Achever des études de mastère en administration publique, cela signifie faire quelques lectures. Je m'étais
lancé dans le Que sais-je? que Gwénaële Calvès, professeur de droit public à l'université de Cergy, a consacré à la discrimination positive, mais ce n'est qu'avant-hier que j'en ai terminé
la lecture. Pour mon travail, il me suffisait de pouvoir justifier que la théorie de la discrimination positive était moins performante que celle de la bureaucratie représentative pour servir de
socle théorique; et si je l'ai terminé, c'est pour me faire un petit bout de culture générale supplémentaire.
Bref et synthétique comme peut l'être un Que sais-je?, celui-ci fait le tour de la question de la discrimination positive. Celle-ci est présentée comme une manière de créer des discriminations "légales", "bienveillantes" afin de favoriser certains groupes de population et de produire davantage d'égalité pour ceux-ci. Prenant l'exemple des Etats-Unis, l'auteur développe l'idée d'une forme de rattrapage profitant aux Afro-Américains, dans l'idée de réparer l'erreur historique de leur immigration forcée afin de soutenir la société esclavagiste. Cela, quitte à s'exposer à l'objection "méritocratique", qui veut que seul le mérite doit autoriser, par exemple, l'accès à telle université de prestige.

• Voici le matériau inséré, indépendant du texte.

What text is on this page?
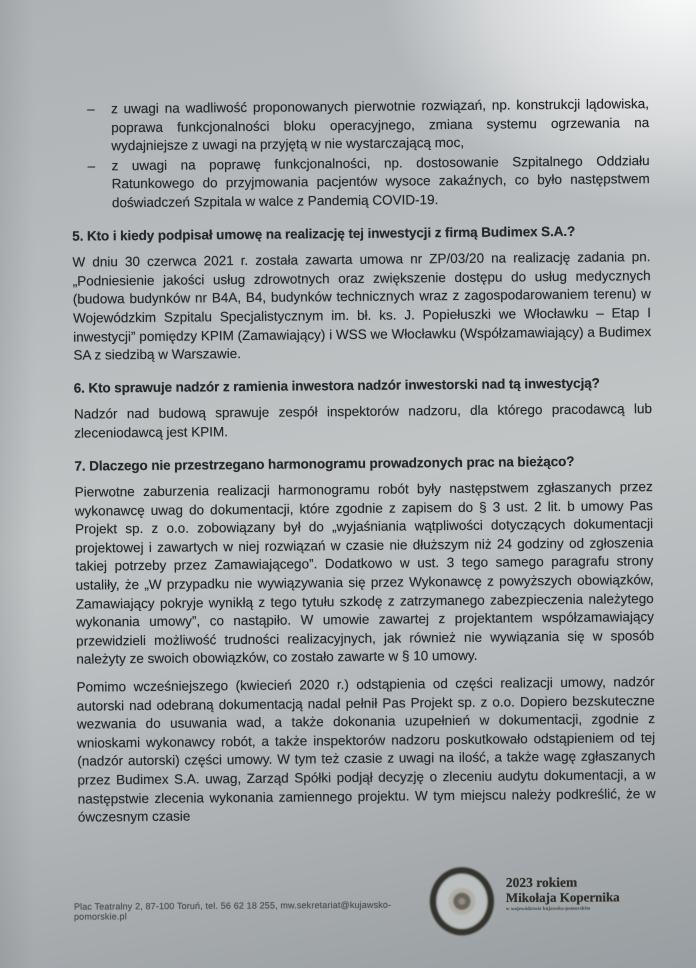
– z uwagi na wadliwość proponowanych pierwotnie rozwiązań, np. konstrukcji lądowiska, poprawa funkcjonalności bloku operacyjnego, zmiana systemu ogrzewania na wydajniejsze z uwagi na przyjętą w nie wystarczającą moc,
– z uwagi na poprawę funkcjonalności, np. dostosowanie Szpitalnego Oddziału Ratunkowego do przyjmowania pacjentów wysoce zakaźnych, co było następstwem doświadczeń Szpitala w walce z Pandemią COVID-19.
5. Kto i kiedy podpisał umowę na realizację tej inwestycji z firmą Budimex S.A.?

W dniu 30 czerwca 2021 r. została zawarta umowa nr ZP/03/20 na realizację zadania pn. „Podniesienie jakości usług zdrowotnych oraz zwiększenie dostępu do usług medycznych (budowa budynków nr B4A, B4, budynków technicznych wraz z zagospodarowaniem terenu) w Wojewódzkim Szpitalu Specjalistycznym im. bł. ks. J. Popiełuszki we Włocławku – Etap I inwestycji” pomiędzy KPIM (Zamawiający) i WSS we Włocławku (Współzamawiający) a Budimex SA z siedzibą w Warszawie.

6. Kto sprawuje nadzór z ramienia inwestora nadzór inwestorski nad tą inwestycją?

Nadzór nad budową sprawuje zespół inspektorów nadzoru, dla którego pracodawcą lub zleceniodawcą jest KPIM.

7. Dlaczego nie przestrzegano harmonogramu prowadzonych prac na bieżąco?

Pierwotne zaburzenia realizacji harmonogramu robót były następstwem zgłaszanych przez wykonawcę uwag do dokumentacji, które zgodnie z zapisem do § 3 ust. 2 lit. b umowy Pas Projekt sp. z o.o. zobowiązany był do „wyjaśniania wątpliwości dotyczących dokumentacji projektowej i zawartych w niej rozwiązań w czasie nie dłuższym niż 24 godziny od zgłoszenia takiej potrzeby przez Zamawiającego”. Dodatkowo w ust. 3 tego samego paragrafu strony ustaliły, że „W przypadku nie wywiązywania się przez Wykonawcę z powyższych obowiązków, Zamawiający pokryje wynikłą z tego tytułu szkodę z zatrzymanego zabezpieczenia należytego wykonania umowy”, co nastąpiło. W umowie zawartej z projektantem współzamawiający przewidzieli możliwość trudności realizacyjnych, jak również nie wywiązania się w sposób należyty ze swoich obowiązków, co zostało zawarte w § 10 umowy.

Pomimo wcześniejszego (kwiecień 2020 r.) odstąpienia od części realizacji umowy, nadzór autorski nad odebraną dokumentacją nadal pełnił Pas Projekt sp. z o.o. Dopiero bezskuteczne wezwania do usuwania wad, a także dokonania uzupełnień w dokumentacji, zgodnie z wnioskami wykonawcy robót, a także inspektorów nadzoru poskutkowało odstąpieniem od tej (nadzór autorski) części umowy. W tym też czasie z uwagi na ilość, a także wagę zgłaszanych przez Budimex S.A. uwag, Zarząd Spółki podjął decyzję o zleceniu audytu dokumentacji, a w następstwie zlecenia wykonania zamiennego projektu. W tym miejscu należy podkreślić, że w ówczesnym czasie

Plac Teatralny 2, 87-100 Toruń, tel. 56 62 18 255, mw.sekretariat@kujawsko-pomorskie.pl
2023 rokiem
Mikołaja Kopernika
w województwie kujawsko-pomorskim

La notion de quotas est également abordée, sous plusieurs angles. De manière originale, l'auteur expose la situation en Inde, pays apparemment assez intéressé à cette question, où elle a pu identifier une politique publique réservant à la caste des intouchables (dalit) des postes d'enseignement dans les universités. Problème? Les personnes issues des castes inférieures n'arrivent jamais à mener des études suffisamment loin. Ainsi l'égalité, certes formellement présente, n'est-elle pas réalisée dans les faits.

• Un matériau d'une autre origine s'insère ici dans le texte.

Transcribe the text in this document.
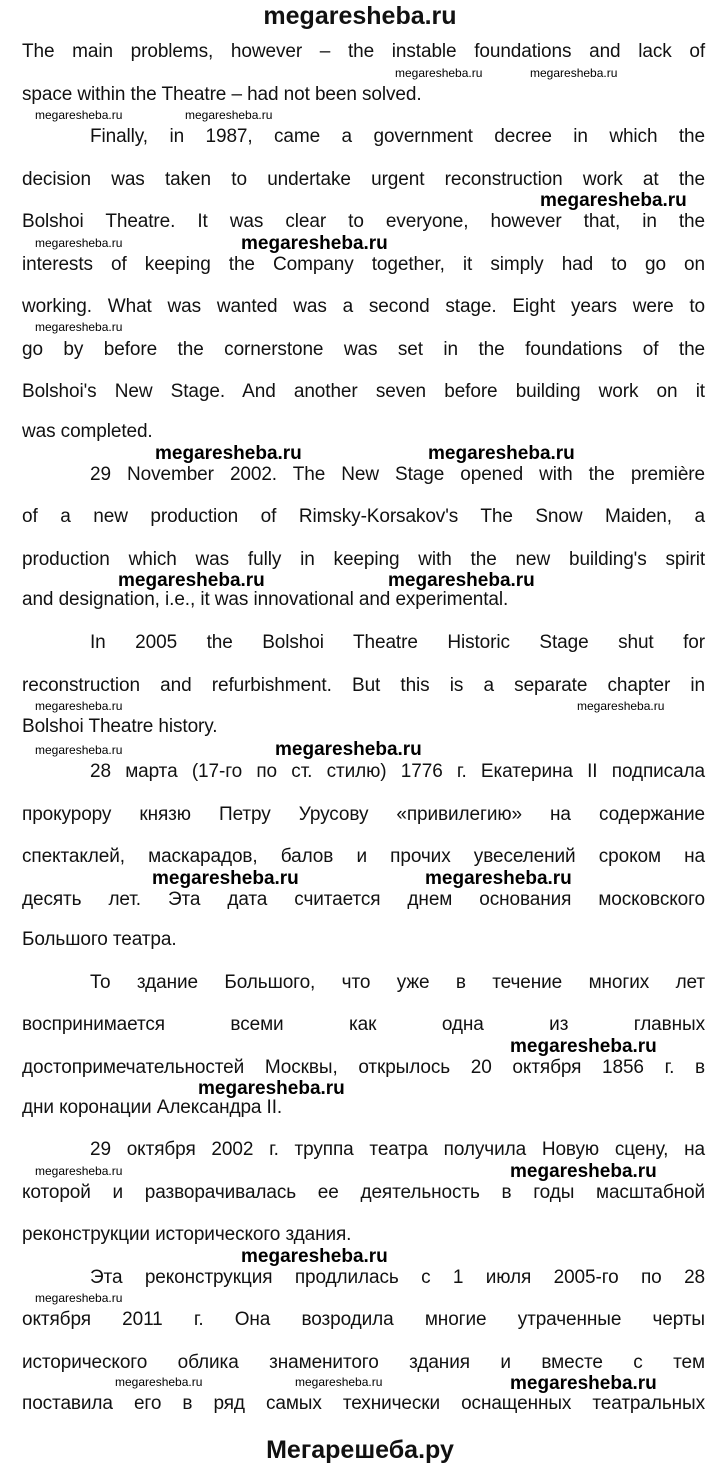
megaresheba.ru
The main problems, however – the instable foundations and lack of
space within the Theatre – had not been solved.
Finally, in 1987, came a government decree in which the
decision was taken to undertake urgent reconstruction work at the
Bolshoi Theatre. It was clear to everyone, however that, in the
interests of keeping the Company together, it simply had to go on
working. What was wanted was a second stage. Eight years were to
go by before the cornerstone was set in the foundations of the
Bolshoi's New Stage. And another seven before building work on it
was completed.
29 November 2002. The New Stage opened with the première
of a new production of Rimsky-Korsakov's The Snow Maiden, a
production which was fully in keeping with the new building's spirit
and designation, i.e., it was innovational and experimental.
In 2005 the Bolshoi Theatre Historic Stage shut for
reconstruction and refurbishment. But this is a separate chapter in
Bolshoi Theatre history.
28 марта (17-го по ст. стилю) 1776 г. Екатерина II подписала
прокурору князю Петру Урусову «привилегию» на содержание
спектаклей, маскарадов, балов и прочих увеселений сроком на
десять лет. Эта дата считается днем основания московского
Большого театра.
То здание Большого, что уже в течение многих лет
воспринимается всеми как одна из главных
достопримечательностей Москвы, открылось 20 октября 1856 г. в
дни коронации Александра II.
29 октября 2002 г. труппа театра получила Новую сцену, на
которой и разворачивалась ее деятельность в годы масштабной
реконструкции исторического здания.
Эта реконструкция продлилась с 1 июля 2005-го по 28
октября 2011 г. Она возродила многие утраченные черты
исторического облика знаменитого здания и вместе с тем
поставила его в ряд самых технически оснащенных театральных
megaresheba.ru
megaresheba.ru
megaresheba.ru	megaresheba.ru
megaresheba.ru	megaresheba.ru
megaresheba.ru
megaresheba.ru
megaresheba.ru
megaresheba.ru
megaresheba.ru
megaresheba.ru
megaresheba.ru
megaresheba.ru
megaresheba.ru	megaresheba.ru
megaresheba.ru	megaresheba.ru
megaresheba.ru
megaresheba.ru
megaresheba.ru	megaresheba.ru
megaresheba.ru
megaresheba.ru
megaresheba.ru
megaresheba.ru	megaresheba.ru
Мегарешеба.ру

Il y a aussi, selon l'auteur, à faire pour réaliser l'égalité entre hommes et femmes - et, d'une manière qu'on sent un peu plus engagée, le propos prend l'exemple de la France pour évoquer certaines dispositions, telles celles devant favoriser davantage d'égalité salariale. La question de la parité sur les listes électorales est également abordée. Numériquement, c'est un succès selon l'auteur, qui nuance cependant la qualité de cette avancée dans le domaine: certains domaines et fonctions restent toujours plus difficiles d'accès aux femmes qu'aux hommes.
En France toujours, l'auteur pose la question des mesures de discrimination positive consenties à certaines parties du territoire, quartiers difficiles ou sensibles, zones prioritaires, etc. Cela, en relevant que si ces zones profitent de mesures de discrimination positive, elles ont tout intérêt à faire en sorte de remplir le plus longtemps possible les conditions permettant de profiter du système. Et puis, n'est-ce pas, dans certains cas, une manière détournée de favoriser certains groupes minoritaires de France, difficiles à identifier, d'un point de vue légal, d'une manière autre que par le critère de leur lieu d'habitat, faute, par exemple, de statistiques ethniques?
Gwénaële Calvès signe ici un petit livre très instructif sur un sujet passionnel, qui cristallise quelques légendes et idées préconçues plus ou moins vraies. La réflexion est approfondie, originale parfois, et permet d'entrer de plain pied dans ce sujet afin de pouvoir en parler en connaissance de cause.
Gwénaële Calvès, La discrimination positive, Paris, PUF/Que sais-je?, 3e édition, 2010.